1 1/3 cups sweetened flaked coconut
1 cup chopped pecans
1 pkg German chocolate cake mix
1/2 cup unsweetened applesauce
1T canola oil
1 Ener-G egg
1/2 block firm silken tofu, like Mori-Nu
1 pkg vegan cream cheese, like Tofutti, softened
1/2 cup Earth Balance, softened
4 cups powdered sugar
Preheat the oven to 350 degrees. Sprinkle the coconut and pecans evenly into a greased and floured 13×9-inch baking pan.
In a blender, combine 2/3 of the tofu with the applesauce, canola oil, Ener-G egg, and however much water your cake mix calls for (probably 1 1/4 cup) and process until completely smooth. At this point, my blender was already dirty, so I decided to try something weird and make the whole cake in there. It worked! So, you can transfer the mixture to a large bowl and break out a whisk or hand mixer, or you can just dump the cake mix right into the blender.
Blend for about 2 minutes, then carefully pour the batter over the coconut and pecan mixture in the pan.
Set that aside, and clean out your blender (take this opportunity to taste the batter, ohh it’s good). Set the blender back up and process together the cream cheese and Earth Balance. (I have a good feeling coconut oil could work here as well.) Add the remainder of the tofu and blend again.
Add the sugar a cup at a time, blending until completely smooth. Carefully drizzle the mixture evenly over the batter in the pan
Make sure it goes all the way to the edges. You’re probably wondering why we’re putting frosting on the bottom of an upside-down cake, but just you wait.

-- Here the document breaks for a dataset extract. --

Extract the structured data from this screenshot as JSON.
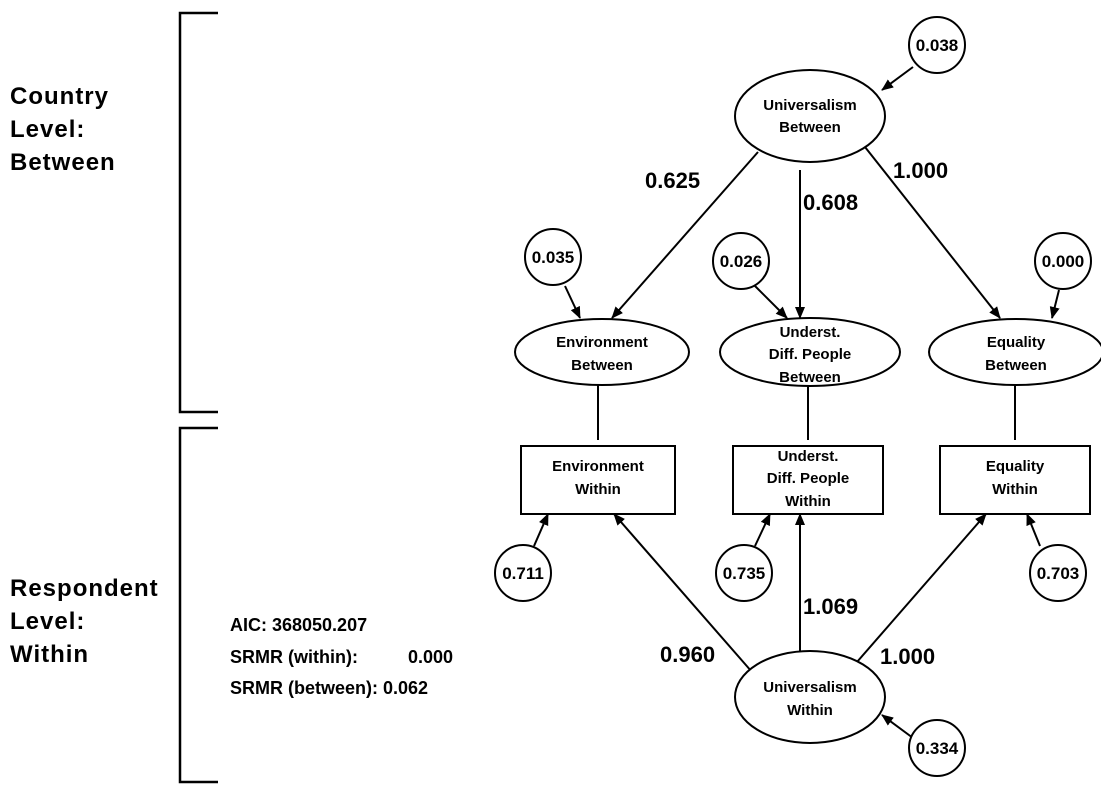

Bake for 55-60 minutes or until a toothpick inserted near the center comes out clean. Check out what happens in the oven—the rich, weighty frosting sinks halfway down into the cake, et voilà, instant crème filling!
Cool the cake for 10-15 minutes, then invert onto a serving plate or, in my case, a parchment-lined baking sheet. Before you say anything, yes, I admit I nibbled on one of the corners as the cake cooled. I just couldn’t wait. Only when I flipped the cake did I realize I couldn’t hide it in the picture, heh. Sorry.
Is that beautiful/amazing/mouthwatering/insert-yummy-adjective here, or what?! The coconut and pecans toast all on their own against the bottom of the pan, and lend the cake a pleasant crunch and chew. The cake part is kept super-moist by the applesauce and tofu, and the filling—oh, that filling! Super-sweet and rich, but with just the right amount of tang from the cream cheese. With every bite you sink your fork into, that gorgeous crème will ooze out to greet you. When you combine it all in your mouth, you’ll experience the gustatory fireworks that only a treat as hedonistic and indulgent as this can bring.
I really wish this last picture weren’t blurry, but maybe that’s a sign that you need to just go bake this cake yourself. Because you do. Oh, you do.
Yield: 20 slices. Per slice: 337 calories, 14.4g fat (4.8g sat), 50.8g carbs, 2g fiber, 2.2g protein.